Mültezem'de bu şekilde dua etme konusunda sahabe­den Amr b. Şuayb şöyle demiştir:

"(Ashaptan) Abdullah ile birlikte tavaf yaptım. Ka'be'nin arka tarafına geldiğimizde kendisine istiazede bulunmayacak mısın? dedim. Cehennem ateşinden Allah'a sığınırız dedi. Sonra tavafa devam etti, Hacer-i Esved'i isti­lam etti. Hacer-i Esved ile Ka'be'nin kapısı arasında durdu. Kollarını iki yana açarak göğsünü, yüzünü ve (yan tarafa açılmış) kollarını Ka'be'nin duvarına yasladı. Sonra da; Resulüllah (s.a.s.) in böyle yaptığını gördüm dedi.

Mültezem'den sonra Hatim'e gider, altın oluğun altında durup dua eder, daha sonra zemzem içerek Mescid-i Haram'dan ayrılır.

4. Umre Tavafı

Umre tavafı bütün mezheplere göre umrenin farzların­dan biridir. Bu tavafın ilk dört şavtı rükündür. Yedi şavta tamamlanması ise vaciptir. Umre tavafının vakti, umre ih­ramına girilmesinden sonra başlar. Son vakti için bir sınır yoktur. Umre ihramında iken her hangi bir vakitte yapılabilir.[16]

5. Nezir Tavafı

Ka'be'yi tavaf etmeyi adayan kimsenin bu adağını ye­rine getirmesi vaciptir. Nezredilen tavaf belli bir zaman ile kayıtlanmış ise bu kayda uyulması gerekir.

6. Nafile Tavaf

Mekke'de bulunulan süre içinde farz ve vacip tavaflar dışında yapılan tavaflara nafile (tatavvu) tavaf denir.

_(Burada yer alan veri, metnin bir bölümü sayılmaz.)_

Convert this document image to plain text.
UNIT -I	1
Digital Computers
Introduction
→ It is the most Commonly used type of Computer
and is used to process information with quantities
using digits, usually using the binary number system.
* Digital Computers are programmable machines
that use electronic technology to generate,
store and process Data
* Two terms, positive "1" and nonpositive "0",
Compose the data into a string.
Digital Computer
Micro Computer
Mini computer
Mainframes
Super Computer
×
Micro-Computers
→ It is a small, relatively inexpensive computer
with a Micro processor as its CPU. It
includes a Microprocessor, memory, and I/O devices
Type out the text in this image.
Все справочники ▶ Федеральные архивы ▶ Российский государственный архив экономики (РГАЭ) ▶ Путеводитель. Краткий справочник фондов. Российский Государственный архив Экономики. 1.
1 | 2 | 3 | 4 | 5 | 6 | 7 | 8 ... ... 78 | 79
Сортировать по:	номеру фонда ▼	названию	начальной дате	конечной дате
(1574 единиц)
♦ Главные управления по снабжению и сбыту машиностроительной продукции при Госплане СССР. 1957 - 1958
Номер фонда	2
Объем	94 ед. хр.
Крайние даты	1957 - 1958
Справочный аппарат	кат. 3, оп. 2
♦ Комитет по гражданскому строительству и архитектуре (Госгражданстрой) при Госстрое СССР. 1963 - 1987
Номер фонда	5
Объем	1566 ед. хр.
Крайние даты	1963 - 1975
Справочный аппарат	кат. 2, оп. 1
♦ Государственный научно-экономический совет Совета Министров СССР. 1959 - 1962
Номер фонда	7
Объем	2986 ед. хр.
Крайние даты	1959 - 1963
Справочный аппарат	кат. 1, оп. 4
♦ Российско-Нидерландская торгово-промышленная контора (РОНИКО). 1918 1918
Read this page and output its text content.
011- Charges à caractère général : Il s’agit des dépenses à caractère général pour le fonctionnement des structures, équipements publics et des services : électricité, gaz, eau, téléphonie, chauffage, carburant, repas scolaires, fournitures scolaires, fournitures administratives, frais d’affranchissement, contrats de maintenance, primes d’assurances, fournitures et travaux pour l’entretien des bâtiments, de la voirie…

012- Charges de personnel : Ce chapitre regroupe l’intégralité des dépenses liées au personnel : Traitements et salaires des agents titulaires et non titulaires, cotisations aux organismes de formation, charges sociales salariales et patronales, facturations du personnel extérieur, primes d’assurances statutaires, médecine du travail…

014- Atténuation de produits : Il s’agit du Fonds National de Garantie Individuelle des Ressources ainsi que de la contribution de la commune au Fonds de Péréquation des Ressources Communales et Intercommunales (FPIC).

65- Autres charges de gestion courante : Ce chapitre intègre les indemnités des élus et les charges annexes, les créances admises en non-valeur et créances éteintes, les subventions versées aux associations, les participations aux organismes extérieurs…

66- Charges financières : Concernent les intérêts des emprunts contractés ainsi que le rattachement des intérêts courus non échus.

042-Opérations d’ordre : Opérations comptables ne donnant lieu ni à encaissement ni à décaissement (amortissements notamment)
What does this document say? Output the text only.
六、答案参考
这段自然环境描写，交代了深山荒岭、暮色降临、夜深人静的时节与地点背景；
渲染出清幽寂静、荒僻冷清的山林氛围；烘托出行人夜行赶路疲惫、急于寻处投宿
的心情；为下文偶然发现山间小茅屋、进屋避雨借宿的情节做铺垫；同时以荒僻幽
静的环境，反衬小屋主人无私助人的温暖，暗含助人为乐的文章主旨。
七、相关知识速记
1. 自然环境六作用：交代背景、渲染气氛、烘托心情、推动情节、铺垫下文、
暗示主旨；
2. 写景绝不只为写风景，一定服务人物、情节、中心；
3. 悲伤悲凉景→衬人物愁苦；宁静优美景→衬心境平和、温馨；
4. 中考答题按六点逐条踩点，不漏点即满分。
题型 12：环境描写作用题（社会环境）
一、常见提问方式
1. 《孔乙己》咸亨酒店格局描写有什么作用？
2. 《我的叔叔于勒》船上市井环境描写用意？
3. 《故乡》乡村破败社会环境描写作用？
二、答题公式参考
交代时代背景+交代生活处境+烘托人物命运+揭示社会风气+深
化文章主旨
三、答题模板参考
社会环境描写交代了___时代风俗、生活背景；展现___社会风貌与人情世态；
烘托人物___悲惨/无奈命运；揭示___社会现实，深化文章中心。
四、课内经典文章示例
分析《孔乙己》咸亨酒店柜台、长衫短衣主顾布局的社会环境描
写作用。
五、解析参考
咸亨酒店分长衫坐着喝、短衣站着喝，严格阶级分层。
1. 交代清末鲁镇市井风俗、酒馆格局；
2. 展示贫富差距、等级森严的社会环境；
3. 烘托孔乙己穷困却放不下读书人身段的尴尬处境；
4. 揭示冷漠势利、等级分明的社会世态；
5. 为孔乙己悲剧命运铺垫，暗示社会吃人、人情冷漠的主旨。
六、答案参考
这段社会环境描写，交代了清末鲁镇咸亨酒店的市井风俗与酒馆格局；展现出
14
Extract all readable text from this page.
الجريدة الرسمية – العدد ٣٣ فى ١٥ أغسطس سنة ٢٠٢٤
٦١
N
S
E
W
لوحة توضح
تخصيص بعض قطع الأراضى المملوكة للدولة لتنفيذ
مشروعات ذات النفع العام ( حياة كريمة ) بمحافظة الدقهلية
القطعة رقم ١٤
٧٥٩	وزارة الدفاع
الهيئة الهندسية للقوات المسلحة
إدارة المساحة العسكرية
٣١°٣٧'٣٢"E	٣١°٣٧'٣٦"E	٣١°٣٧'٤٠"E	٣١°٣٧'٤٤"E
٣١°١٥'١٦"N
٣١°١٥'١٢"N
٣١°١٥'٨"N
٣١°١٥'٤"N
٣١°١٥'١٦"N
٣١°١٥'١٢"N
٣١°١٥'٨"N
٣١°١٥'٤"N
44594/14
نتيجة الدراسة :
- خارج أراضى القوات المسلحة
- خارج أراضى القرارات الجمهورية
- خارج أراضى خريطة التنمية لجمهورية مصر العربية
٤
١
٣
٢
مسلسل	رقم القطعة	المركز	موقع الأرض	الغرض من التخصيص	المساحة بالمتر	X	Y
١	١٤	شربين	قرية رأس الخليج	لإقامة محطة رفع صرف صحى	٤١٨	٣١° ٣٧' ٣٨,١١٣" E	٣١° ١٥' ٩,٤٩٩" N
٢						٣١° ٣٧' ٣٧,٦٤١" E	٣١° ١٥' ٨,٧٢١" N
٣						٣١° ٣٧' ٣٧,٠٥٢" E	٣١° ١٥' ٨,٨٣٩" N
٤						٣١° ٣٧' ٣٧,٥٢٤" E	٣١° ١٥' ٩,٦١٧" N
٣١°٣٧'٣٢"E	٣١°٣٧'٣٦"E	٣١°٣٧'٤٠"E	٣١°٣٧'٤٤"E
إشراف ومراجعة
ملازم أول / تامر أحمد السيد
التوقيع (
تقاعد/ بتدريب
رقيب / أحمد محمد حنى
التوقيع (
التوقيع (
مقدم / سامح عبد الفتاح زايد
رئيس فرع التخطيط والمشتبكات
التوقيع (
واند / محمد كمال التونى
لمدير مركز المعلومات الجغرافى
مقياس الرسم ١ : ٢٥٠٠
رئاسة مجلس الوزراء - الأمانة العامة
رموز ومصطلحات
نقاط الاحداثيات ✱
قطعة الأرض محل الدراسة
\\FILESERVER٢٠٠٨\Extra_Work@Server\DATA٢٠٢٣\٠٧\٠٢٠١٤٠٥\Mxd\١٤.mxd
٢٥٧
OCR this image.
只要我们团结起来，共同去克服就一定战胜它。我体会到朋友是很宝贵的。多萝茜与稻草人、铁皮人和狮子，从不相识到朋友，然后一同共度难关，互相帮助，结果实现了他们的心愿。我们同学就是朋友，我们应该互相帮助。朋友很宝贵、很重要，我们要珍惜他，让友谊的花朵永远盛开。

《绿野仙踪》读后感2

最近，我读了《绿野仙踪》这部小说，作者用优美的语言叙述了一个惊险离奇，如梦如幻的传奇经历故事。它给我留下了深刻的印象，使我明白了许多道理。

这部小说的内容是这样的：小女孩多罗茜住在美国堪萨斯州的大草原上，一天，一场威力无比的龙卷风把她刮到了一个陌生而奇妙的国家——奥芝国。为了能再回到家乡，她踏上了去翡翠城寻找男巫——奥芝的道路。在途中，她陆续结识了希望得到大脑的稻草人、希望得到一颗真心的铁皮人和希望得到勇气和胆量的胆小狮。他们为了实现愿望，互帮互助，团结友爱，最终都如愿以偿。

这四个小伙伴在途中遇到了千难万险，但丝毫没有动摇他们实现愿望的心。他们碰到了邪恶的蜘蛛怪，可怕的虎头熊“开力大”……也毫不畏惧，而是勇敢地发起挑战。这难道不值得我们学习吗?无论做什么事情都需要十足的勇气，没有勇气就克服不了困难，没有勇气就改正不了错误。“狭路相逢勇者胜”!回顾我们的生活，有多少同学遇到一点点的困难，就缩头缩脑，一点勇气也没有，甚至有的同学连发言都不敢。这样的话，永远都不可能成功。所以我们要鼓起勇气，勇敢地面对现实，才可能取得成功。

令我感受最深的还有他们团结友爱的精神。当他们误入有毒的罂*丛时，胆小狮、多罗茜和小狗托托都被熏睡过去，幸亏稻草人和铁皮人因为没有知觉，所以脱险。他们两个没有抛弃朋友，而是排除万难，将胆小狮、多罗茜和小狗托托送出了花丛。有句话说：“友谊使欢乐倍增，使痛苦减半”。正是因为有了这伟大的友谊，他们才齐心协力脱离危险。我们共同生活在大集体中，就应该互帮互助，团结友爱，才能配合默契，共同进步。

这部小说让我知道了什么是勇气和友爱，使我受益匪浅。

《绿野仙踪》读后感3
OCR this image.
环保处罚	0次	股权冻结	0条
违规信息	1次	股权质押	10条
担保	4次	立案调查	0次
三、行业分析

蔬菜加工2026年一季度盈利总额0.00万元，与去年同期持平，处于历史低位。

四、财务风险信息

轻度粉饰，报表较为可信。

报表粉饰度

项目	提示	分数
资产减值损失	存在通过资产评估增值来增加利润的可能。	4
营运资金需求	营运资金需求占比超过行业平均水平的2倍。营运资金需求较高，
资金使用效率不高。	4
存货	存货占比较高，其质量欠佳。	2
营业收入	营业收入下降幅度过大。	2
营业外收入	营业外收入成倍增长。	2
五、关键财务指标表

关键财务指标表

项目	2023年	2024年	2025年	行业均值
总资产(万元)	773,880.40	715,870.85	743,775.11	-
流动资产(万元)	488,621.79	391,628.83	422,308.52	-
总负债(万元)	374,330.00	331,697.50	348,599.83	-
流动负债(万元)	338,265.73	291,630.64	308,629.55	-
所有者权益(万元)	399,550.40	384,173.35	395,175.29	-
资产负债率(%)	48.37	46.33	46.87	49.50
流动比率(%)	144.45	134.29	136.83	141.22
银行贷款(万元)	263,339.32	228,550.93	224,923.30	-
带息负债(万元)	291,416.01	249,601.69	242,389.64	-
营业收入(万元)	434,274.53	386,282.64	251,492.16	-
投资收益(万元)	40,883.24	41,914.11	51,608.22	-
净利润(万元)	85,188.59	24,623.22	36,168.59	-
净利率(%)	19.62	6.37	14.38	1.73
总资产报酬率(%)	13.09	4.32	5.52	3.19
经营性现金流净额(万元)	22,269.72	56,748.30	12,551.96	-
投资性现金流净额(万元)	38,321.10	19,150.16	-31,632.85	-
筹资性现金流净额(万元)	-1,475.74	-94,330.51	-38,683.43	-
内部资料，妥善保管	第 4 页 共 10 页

Sahabeden Abdullah b. Abbas, tabiînden Ata b. Ebî Rebah, Said b. Cübeyr ve Mücahid b. Cebr'în görüşleri­ne göre; Mekkeli olmayanların Mekke'de bulundukları süre içinde Mescid-i Haram'da nafile namaz kılmaktan çok nafi­le tavaf yapmaları daha faziletlidir. Bu sebeple Mekkeli ol­mayanların Mekke'de bulundukları sürece nafile umre yeri­ne nafile tavaf yapmayı tercih etmeleri uygun olur.

7. Tahiyyetü'l-Mescid Tavafı

Kudûm, ziyaret, umre, veda ve nezir tavafı yapmak du­rumunda olmayan kimselerin Mescid-i Haram'a her gittik­lerinde "Tahiyyetü'l-Mescid" tavafı yapmaları müstehaptır.

Yukarıda sayılan tavaflardan birinin yapılması halinde bu tavaf, "tahiyyetü'l-mescid" tavafı yerine de geçer.